De esta manera, el municipio no impone una única tecnología: busca un concesionario que se haga cargo integralmente de la operación —construcción, disposición controlada, clausura progresiva y mitigación de impactos— durante un plazo inicial de 10 años (prorrogable), pero deja en manos de las empresas la libertad de presentar sus mejores soluciones, ya sea de manera individual o en Unión Transitoria de Empresas (UTE). Cualquier firma o consorcio que cuente con una opción superior puede competir en igualdad de condiciones.
Además, el pliego prevé expresamente la rescisión anticipada del contrato por parte del municipio después de los primeros 5 años, en caso de que se logre un consenso para implementar un vertedero regional en otra ubicación.
Esto garantiza flexibilidad y evita compromisos eternos, permitiendo avanzar hacia soluciones de mayor escala cuando sea posible.
Esta iniciativa no cierra la puerta a ninguna tecnología ni ignora las innovaciones disponibles. El mecanismo de selección, con su fuerte ponderación ambiental, premia precisamente las propuestas que incorporen las mejores prácticas y las soluciones más sustentables, sean del modelo de relleno o alternativas superiores.

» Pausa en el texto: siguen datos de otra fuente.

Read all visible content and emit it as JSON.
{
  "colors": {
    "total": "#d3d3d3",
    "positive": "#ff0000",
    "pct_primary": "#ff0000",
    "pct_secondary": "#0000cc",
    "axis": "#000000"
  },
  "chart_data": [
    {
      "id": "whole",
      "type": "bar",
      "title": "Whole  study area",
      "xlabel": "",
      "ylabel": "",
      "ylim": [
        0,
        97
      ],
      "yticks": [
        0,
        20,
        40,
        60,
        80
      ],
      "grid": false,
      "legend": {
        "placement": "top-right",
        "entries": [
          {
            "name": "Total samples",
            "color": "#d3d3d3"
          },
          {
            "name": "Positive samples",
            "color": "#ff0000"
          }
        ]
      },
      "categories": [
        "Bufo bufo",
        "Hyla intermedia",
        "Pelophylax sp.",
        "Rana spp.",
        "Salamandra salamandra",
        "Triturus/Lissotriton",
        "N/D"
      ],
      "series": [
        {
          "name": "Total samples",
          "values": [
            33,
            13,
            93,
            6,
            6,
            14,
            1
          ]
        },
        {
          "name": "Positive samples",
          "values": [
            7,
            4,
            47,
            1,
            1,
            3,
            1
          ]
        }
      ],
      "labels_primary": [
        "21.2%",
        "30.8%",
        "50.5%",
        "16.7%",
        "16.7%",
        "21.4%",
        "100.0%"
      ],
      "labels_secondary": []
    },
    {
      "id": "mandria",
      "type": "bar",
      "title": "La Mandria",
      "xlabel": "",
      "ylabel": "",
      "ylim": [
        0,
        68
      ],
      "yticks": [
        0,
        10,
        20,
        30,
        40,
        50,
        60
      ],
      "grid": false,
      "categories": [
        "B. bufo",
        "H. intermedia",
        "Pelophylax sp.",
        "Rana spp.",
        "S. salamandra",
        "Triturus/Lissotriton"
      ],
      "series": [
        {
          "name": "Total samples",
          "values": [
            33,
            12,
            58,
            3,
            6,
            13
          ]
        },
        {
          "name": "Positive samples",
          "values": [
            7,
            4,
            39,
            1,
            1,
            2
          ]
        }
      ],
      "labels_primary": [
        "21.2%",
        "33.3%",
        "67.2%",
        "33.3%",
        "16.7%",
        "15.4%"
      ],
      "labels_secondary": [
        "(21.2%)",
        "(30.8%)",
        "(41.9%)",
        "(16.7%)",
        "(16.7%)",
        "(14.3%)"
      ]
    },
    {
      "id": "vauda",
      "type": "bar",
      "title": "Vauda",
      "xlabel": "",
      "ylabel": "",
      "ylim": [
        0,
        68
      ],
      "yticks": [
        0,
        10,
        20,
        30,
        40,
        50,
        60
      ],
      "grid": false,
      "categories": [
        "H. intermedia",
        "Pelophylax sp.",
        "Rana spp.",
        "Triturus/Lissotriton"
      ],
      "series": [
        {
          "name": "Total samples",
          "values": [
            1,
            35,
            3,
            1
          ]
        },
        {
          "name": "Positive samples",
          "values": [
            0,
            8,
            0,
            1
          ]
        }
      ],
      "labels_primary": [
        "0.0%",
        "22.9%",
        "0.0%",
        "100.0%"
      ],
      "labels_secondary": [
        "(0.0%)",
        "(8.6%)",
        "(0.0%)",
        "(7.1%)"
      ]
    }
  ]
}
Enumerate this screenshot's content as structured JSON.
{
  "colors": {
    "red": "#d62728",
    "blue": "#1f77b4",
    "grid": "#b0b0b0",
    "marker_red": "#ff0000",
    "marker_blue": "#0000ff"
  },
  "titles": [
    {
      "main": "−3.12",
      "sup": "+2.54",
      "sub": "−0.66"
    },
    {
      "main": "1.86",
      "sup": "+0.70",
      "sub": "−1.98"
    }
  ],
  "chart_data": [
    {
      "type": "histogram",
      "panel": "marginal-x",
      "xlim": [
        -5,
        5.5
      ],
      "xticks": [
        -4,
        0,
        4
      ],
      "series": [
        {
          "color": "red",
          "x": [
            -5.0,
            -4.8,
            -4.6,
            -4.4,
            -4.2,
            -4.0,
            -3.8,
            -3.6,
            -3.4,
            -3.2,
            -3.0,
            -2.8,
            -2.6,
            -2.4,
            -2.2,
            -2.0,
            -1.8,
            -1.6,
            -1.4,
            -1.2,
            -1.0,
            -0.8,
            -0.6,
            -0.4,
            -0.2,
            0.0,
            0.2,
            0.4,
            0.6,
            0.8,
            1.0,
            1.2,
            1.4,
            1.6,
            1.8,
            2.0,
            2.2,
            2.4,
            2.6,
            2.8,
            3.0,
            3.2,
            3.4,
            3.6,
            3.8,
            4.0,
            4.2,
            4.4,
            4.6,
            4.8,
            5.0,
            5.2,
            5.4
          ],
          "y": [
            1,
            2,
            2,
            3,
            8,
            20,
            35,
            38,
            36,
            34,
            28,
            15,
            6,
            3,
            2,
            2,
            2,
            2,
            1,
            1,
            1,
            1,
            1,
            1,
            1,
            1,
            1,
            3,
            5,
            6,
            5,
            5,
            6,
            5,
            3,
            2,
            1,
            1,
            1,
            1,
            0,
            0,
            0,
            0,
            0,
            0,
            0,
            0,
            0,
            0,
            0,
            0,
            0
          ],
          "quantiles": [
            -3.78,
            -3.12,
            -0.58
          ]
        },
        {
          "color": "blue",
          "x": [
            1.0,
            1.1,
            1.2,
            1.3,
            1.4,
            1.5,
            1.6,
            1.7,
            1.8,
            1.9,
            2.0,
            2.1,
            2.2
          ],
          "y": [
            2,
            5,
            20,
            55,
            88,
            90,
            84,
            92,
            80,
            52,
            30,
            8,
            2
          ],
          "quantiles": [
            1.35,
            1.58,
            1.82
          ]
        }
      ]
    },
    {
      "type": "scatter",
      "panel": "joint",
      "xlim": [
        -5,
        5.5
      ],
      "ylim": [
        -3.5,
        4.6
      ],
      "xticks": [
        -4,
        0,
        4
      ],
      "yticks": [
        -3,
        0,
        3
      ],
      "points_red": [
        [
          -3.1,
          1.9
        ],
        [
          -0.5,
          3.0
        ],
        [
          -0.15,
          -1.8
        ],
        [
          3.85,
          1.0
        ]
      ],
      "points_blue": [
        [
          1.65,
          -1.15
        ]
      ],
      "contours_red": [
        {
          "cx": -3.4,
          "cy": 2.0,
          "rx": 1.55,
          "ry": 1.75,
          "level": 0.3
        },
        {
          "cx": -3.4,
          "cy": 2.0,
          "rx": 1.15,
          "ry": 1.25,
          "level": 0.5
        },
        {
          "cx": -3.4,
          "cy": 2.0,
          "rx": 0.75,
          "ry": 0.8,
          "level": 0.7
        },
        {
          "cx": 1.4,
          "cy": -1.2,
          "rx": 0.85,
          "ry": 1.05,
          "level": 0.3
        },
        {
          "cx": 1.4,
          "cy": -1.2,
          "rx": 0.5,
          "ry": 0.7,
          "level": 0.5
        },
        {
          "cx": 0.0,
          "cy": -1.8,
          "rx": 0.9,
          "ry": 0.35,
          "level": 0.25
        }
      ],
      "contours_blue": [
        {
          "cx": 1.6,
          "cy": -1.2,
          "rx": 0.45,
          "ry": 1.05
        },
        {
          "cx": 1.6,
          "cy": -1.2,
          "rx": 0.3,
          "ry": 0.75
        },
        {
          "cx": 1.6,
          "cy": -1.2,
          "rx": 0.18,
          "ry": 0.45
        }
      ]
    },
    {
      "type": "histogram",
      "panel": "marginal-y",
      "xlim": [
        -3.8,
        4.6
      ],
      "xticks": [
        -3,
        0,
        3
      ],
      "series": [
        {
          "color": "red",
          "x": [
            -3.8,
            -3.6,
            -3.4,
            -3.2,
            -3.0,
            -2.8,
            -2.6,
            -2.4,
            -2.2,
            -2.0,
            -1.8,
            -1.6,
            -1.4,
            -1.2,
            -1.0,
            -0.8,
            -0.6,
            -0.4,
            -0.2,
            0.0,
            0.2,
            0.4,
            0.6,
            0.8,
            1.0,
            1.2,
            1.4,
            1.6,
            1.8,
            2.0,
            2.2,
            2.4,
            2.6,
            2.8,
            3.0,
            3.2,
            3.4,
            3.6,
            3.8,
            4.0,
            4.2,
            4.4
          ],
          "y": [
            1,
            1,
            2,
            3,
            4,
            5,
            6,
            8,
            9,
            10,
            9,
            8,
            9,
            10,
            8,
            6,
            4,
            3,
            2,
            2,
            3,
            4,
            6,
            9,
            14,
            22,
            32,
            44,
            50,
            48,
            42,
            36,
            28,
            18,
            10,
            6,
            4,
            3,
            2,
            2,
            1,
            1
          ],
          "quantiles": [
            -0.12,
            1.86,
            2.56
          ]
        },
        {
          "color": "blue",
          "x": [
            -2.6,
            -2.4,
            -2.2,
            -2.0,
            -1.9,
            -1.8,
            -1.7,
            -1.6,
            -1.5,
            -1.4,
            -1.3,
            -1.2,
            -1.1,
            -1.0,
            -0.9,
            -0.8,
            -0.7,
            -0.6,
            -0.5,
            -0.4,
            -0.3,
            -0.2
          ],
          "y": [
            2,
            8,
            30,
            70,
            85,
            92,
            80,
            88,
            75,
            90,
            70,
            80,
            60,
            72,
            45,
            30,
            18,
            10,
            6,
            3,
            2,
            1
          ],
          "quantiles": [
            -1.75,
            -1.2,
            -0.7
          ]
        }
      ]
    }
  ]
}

Las críticas desde una fundación que organizó jornadas donde se presentaron diversas tecnologías para transformar residuos en energía o nuevos productos, resultan infundadas cuando exigen “adaptar el pliego” para hacer elegible alguna de esas propuestas específicas. El rol de una fundación es valioso para generar debate y visibilizar alternativas, pero no corresponde que pretenda rediseñar desde afuera los términos de una licitación pública municipal.
El pliego no discrimina tecnologías: evalúa resultados y calidad ambiental. Si alguna de las soluciones presentadas en las jornadas es técnicamente viable, económicamente sostenible y superior, nada impide que las empresas que las representan se presenten solas o en UTE, propongan su alternativa y compitan por los 40 puntos. Exigir que el municipio modifique las bases para “garantizar” la elegibilidad de una u otra tecnología equivale a pedir que el Estado diseñe el pliego a medida de intereses particulares en lugar de priorizar el interés general: resolver el problema con la mayor seriedad posible en el menor tiempo viable.
Bariloche no puede permitirse seguir postergando una solución mientras acumula críticas y pasivos ambientales. El basural actual genera lixiviados que contaminan el suelo y el agua, gases de efecto invernadero, olores, vectores y riesgos sanitarios diarios para miles de vecinos. El pliego que envió el Intendente ofrece impermeabilización, control de emisiones, operación profesional, habilitación de propuestas alternativas (relleno o superior) y un camino ordenado hacia el cierre definitivo, con la posibilidad de rescisión si surge un vertedero regional. Es una obra y un servicio de magnitud (alrededor de 45.000 millones de pesos), pero financiado con recursos municipales y ejecutado por un privado especializado.
Pretender que una licitación de esta envergadura se convierta en un laboratorio experimental de todas las tecnologías presentadas en un encuentro es ingenuo e irresponsable. La realidad impone plazos, presupuestos acotados y garantías de ejecución. El municipio no está vetando la innovación: está abriendo la competencia para que quien ofrezca la mejor combinación de viabilidad técnica, ambiental y económica —sea la propuesta de relleno o una alternativa superior— se lleve el contrato.
Defender el pliego no es resistirse al progreso tecnológico; es rechazar el inmovilismo disfrazado de maximalismo ambiental. Mientras algunos exigen perfección inmediata, Walter Cortés propone avanzar con lo posible y lo probado, sin renunciar a que las ofertas más innovadoras puedan ganar si realmente son mejores.
Bariloche necesita dejar de tener un vertedero a cielo abierto lo antes posible. El pliego enviado por el ejecutivo es, hoy por hoy, la herramienta más concreta, realista, flexible y abierta a la innovación para lograrlo. Apoyarlo es priorizar resultados sobre discursos.